How to Distinguish Types of Swivel Joints
The two types of swivel joints discussed here are distinguished by their load bearing mechanisms. Both types require at least two components, commonly referred to as the stem and the barrel.
The first type swivel (Swivel A), is comprised of a barrel fluid port positioned to rotate on a plane 90º to the stem axis. This swivel includes two load bearing mechanisms classed as journal bearings. The swivel’s barrel bore includes two load bearing lands separated by a fluid passage. The stem’s outer diameter includes bearing lands, complementing the barrel and with space to allow the stem fluid passage to communicate fluid to the barrel port. The two stem bearing lands further include equal size seals for containing the fluid. By nature of equal seal size, (pressure balanced) the effect of fluid pressure on the stem and barrel creates no load on the bearings. Thus bearing life is solely dependent upon external loading. To achieve maximum bearing life, all angular deflection induced through the piping system should be kept to a minimum.

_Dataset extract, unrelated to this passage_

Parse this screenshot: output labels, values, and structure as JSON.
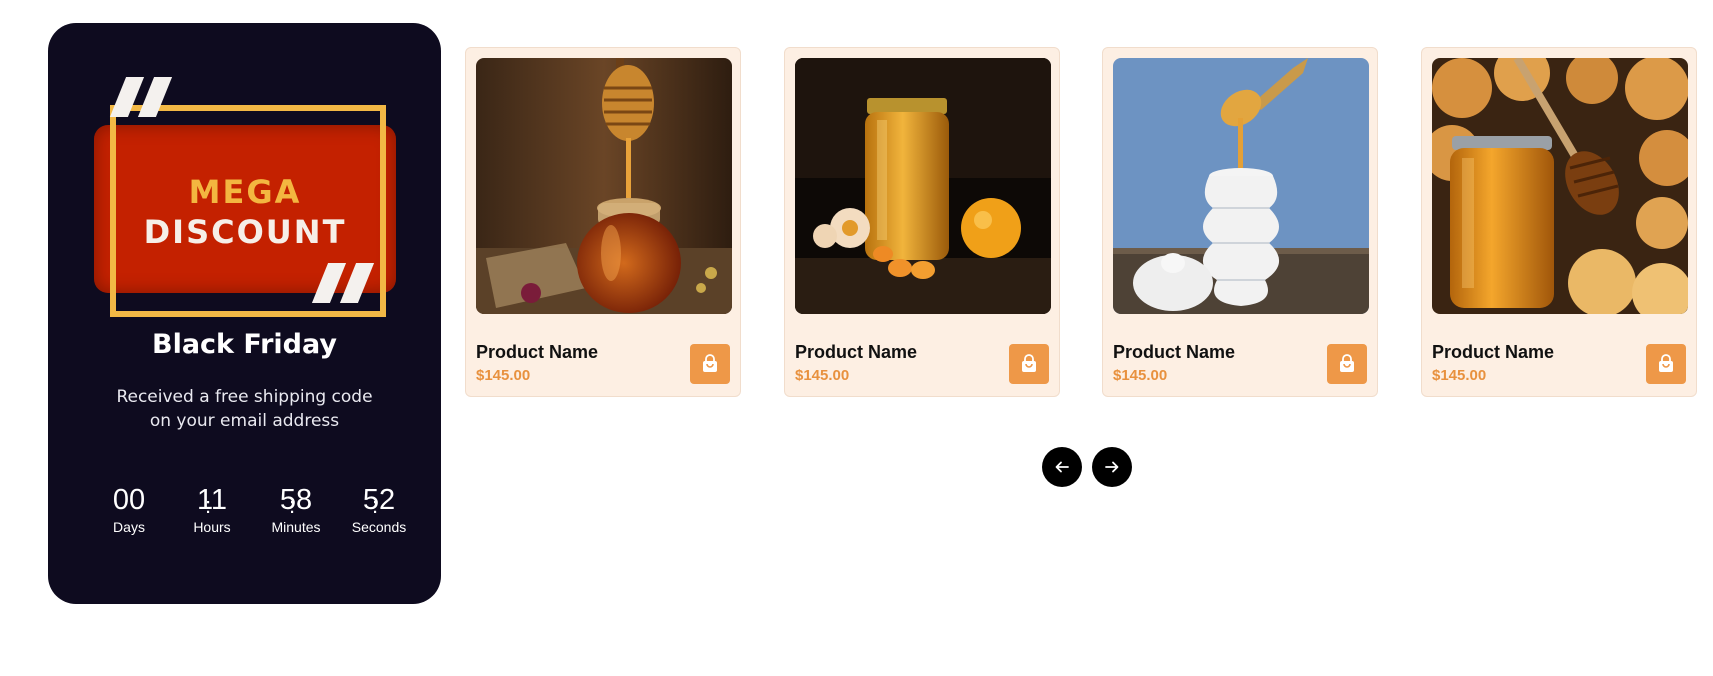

The second type swivel (Swivel B), is distinguished by opposed barrel and stem fluid ports on a common axis. This in-line port relation depends on a single load bearing mechanism, classed as a combination radial-thrust bearing. The swivel’s barrel bore provides an axial ball bearing raceway that is distanced from the barrel’s seal gland area. The swivel’s stem provided an axial ball raceway and a seal groove to coincide with the barrel bore. In assembly, the balls retain the barrel to the stem while permitting axial rotation between the two components. These features require the bearing to withstand both thrust and stress from angular deflection of piping. With no deflection, bearing life is a function of thrust from fluid pressure.